Sunday, August 8, 2010

Chinese Calligraphy

Calligraphy is the art of making beautiful or elegant handwriting. It is a type of visual art. A fine art of skilled penmanship. Some 500 years ago before the invention of the printing press, calligraphy was the way books were made. They were handwritten by a scribe working in a scriptorium. It was done on a quill and ink onto materials like parchment or vellum.

There are three main types of calligraphy namely: Western or Roman, Arabic and Chinese or Oriental.

In Asia or in the Orient, calligraphy has been practiced as a major aesthetic expression. Calligraphy was first used in China from the 5th century BC and it was considered equal or even superior to painting.
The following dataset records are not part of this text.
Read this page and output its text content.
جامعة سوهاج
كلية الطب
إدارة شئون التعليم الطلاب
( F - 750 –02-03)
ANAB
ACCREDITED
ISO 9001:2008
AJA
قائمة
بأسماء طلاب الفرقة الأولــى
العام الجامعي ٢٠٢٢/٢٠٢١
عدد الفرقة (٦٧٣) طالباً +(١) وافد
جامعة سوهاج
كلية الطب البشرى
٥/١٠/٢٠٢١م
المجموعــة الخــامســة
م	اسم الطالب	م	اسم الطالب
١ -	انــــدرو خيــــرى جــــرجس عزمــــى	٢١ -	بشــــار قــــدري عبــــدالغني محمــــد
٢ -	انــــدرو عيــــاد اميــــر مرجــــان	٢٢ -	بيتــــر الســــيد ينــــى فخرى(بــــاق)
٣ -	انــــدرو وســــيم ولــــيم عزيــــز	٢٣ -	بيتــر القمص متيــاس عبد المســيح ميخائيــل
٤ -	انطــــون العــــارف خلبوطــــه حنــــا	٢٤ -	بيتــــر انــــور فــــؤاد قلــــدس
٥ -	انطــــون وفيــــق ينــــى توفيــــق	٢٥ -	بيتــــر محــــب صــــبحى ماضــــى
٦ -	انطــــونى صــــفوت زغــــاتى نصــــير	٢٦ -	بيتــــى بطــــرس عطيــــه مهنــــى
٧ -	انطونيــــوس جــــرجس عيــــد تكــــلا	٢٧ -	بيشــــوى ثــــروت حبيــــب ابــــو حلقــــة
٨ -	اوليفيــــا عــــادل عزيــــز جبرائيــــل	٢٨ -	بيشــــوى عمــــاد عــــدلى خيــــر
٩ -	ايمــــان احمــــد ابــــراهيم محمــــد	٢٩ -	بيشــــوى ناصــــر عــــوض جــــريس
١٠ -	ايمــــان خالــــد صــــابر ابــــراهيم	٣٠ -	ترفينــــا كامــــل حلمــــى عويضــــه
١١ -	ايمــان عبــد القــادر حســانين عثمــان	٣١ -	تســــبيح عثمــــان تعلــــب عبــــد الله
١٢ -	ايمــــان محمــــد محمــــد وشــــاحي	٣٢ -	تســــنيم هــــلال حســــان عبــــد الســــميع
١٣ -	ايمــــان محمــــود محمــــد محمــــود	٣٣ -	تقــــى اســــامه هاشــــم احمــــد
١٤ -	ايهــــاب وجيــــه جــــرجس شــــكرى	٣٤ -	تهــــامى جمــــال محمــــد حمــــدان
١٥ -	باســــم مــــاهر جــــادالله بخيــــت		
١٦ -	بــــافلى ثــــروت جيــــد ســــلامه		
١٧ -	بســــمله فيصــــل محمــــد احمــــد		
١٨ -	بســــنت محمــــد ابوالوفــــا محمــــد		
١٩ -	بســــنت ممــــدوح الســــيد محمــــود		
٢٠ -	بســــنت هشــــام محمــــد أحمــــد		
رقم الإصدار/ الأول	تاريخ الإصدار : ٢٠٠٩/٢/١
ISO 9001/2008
It started with a simple seal script known as chancery script. The strokes vary in its widths and the edges and ends are sharp. When they perfected the brush in 1st century AD, stylization of chancery script was made possible into regular script.

Calligraphy is highly valued also in Japan same with that of China. It was practiced in 7th century AD and they invented the syllabic script which was based on Chinese characters.

We were taught another great form of art at No. 1 Middle School of Laibin in China that is calligraphy. We were given brushes, ink and paper to write on our names. The calligraphy teacher gave an orientation to us at first then followed by hands on. We wrote our names on it. It really takes artful strokes to create a masterpiece.

The teacher made one gift for me with a nice quote. She also gave me a huge brush as a souvenir. This is another experience that someone can keep. Its fun and very educational.